Increased double-strand breaks are the leading cause of cell cycle arrest and apoptosis, and different DNA damage response pathways may determine susceptibility to CML [58]. GSEA visualization analysis showed a significant increase in the enrichment of double-stranded DNA breakage regulation in the presence of miR-342-5p expression (Fig. 5A), suggesting that miR-342-5p may affect the DNA repair ability of CML during imatinib treatment, further leading to a switch from the single-stranded repair-induced ATR-chk1 axis to the double-stranded breakage-associated ATM-chk2 axis [59,60,61]. Morii et al. showed that imatinib inhibits DNA damage checkpoint arrest recovery by inducing sustained activation of ATM/ATR signaling [62]. Skorta et al. reported that imatinib selectively abolished ATM activation induced by drug treatment in BCR-ABL+ CML cells [63]. These observations imply that ectopic amplification of BCR-ABL specifically causes selective inactivation of ATM by imatinib through an unknown mechanism. Furthermore, CCND1 expression in the absence of p53 contributes to promoting ATR-Chk1-induced DNA repair, further protecting BCR-ABL+ cells from death due to DNA double-strand breaks [64,65,66,67,68]. Given that both K562 and MEG01 are TP53-deficient CML cell lines, inhibition of CCND1 expression by miR-342-5p did lead to ATR-chk1 inhibition with ATM-chk2 activation and subsequent cell apoptosis (Fig. 5D-F) [69, 70]. We suggest that miR-342-5p expression directly or indirectly inhibits CCND1 and BCR-ABL expression, thereby possibly increasing ATM activation by dispersing BCR-ABL-associated ATM repression and reducing CCND1-ATR-Chk1-induced protection, as a result of ATM/ATR switching.

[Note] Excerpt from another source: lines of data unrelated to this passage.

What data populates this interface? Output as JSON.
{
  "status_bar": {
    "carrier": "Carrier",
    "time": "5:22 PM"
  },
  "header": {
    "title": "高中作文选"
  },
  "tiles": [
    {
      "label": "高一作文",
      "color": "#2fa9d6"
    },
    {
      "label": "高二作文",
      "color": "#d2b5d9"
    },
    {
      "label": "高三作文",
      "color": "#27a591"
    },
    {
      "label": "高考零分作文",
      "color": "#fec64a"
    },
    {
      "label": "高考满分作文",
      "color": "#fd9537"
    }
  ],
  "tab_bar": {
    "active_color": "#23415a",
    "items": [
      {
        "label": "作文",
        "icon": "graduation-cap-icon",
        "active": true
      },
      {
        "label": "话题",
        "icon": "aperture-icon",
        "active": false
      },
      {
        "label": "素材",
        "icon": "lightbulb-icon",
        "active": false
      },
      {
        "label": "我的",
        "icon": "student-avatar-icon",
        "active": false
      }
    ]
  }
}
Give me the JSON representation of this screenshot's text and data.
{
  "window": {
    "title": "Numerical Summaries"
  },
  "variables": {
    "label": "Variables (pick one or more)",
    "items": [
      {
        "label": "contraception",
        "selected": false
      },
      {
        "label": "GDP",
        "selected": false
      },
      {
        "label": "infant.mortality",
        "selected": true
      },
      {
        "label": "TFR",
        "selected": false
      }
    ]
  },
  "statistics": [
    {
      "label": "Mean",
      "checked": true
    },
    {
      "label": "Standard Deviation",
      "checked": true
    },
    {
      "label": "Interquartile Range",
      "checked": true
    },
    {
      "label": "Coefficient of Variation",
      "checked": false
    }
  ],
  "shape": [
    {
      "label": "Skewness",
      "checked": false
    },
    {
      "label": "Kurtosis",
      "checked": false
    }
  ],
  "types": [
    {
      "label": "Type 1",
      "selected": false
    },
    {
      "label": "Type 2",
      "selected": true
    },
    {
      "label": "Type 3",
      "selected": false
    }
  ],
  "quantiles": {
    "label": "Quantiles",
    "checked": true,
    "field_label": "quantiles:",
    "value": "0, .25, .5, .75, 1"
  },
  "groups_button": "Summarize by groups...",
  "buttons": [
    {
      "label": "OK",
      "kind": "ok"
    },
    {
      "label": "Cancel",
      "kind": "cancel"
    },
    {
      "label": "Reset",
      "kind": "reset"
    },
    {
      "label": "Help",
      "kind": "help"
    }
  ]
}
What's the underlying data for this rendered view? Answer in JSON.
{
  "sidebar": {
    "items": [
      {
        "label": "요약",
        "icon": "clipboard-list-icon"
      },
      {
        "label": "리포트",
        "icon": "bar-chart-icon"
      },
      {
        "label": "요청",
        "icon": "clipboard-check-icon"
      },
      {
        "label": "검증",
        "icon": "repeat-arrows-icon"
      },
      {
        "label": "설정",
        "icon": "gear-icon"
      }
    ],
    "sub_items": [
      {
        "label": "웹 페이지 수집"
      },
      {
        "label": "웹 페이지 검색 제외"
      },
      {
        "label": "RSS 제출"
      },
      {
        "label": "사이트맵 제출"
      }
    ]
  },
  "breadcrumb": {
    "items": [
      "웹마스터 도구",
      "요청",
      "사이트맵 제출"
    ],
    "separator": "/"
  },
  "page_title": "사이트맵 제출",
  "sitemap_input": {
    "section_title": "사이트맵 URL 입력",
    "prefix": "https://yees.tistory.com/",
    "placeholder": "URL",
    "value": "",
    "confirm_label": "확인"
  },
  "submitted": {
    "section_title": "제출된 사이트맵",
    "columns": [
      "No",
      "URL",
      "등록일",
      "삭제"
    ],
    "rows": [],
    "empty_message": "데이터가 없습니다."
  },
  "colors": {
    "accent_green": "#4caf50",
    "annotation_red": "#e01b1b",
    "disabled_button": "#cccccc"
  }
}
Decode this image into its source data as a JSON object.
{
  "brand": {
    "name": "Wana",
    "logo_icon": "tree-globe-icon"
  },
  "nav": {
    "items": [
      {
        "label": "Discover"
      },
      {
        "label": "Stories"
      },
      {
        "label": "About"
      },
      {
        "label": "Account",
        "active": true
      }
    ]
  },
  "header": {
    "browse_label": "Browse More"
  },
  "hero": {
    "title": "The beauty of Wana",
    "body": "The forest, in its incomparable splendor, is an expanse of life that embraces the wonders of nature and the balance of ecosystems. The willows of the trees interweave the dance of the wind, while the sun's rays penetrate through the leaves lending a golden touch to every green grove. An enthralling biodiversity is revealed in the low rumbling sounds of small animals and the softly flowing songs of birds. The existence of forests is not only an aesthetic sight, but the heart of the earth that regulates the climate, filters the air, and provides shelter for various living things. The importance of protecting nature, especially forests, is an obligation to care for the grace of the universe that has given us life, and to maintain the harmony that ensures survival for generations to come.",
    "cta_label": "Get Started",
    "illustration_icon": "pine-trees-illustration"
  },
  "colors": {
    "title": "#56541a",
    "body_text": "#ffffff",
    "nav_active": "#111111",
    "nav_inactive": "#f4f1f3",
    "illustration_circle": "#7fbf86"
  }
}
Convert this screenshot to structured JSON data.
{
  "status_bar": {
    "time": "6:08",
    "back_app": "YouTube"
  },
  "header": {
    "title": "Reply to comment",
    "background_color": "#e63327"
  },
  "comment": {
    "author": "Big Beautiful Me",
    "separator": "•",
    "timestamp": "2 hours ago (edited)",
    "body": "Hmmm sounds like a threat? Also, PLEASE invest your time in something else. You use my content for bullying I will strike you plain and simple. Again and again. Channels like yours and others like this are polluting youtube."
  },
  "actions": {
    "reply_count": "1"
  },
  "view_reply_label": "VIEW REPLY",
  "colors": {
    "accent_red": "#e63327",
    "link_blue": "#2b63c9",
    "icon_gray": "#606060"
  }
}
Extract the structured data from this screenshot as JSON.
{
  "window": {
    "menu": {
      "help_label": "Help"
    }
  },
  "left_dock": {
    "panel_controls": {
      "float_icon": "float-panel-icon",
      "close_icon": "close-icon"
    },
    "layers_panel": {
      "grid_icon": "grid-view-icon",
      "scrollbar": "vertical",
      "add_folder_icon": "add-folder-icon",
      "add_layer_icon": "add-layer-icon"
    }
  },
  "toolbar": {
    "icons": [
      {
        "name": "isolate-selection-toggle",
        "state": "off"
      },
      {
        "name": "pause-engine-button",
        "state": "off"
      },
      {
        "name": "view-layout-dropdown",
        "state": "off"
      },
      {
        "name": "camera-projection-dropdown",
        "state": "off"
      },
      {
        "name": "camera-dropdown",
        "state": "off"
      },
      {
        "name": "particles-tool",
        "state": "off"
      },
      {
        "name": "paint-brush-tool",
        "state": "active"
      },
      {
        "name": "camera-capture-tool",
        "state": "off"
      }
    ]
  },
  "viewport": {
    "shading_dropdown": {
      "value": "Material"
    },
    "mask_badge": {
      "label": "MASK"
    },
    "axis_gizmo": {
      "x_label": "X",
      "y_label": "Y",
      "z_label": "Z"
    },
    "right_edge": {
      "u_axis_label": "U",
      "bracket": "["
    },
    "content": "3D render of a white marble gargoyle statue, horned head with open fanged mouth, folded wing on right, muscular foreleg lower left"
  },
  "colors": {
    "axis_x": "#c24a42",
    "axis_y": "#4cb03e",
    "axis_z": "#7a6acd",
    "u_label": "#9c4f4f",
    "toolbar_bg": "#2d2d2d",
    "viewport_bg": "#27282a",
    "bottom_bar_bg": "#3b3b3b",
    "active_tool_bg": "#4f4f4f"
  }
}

In vivo experiments demonstrated the effect of miR-342-5p in increasing the sensitivity of imatinib to CML and observed the inhibition of angiogenesis (Fig. 6). Considering the association of BCR-ABL and CCND1 expression with the promotion of angiogenesis, miR-342-5p may indirectly affect the ability of the CML periphery to undergo angiogenesis through the inhibition of these two targets [68,69,70]. Finally, analysis of the CML clinical database revealed that the miR-342-5P upregulated gene signature was negatively correlated with various proliferation-related and DNA repair gene-sets and positively associated with p53 and apoptosis (Fig. 7C). Furthermore, both bulk transcriptome analysis and single-cell RNA sequencing showed that miR-342-5p upregulated gene signature was inversely correlated with the severity of CML and was significantly higher in molecularly responsive patients (Figs. 7D and 8). In conclusion, our findings suggest that measuring miR-342-5p expression has the potential to assess clinical CML disease prognosis and imatinib resistance.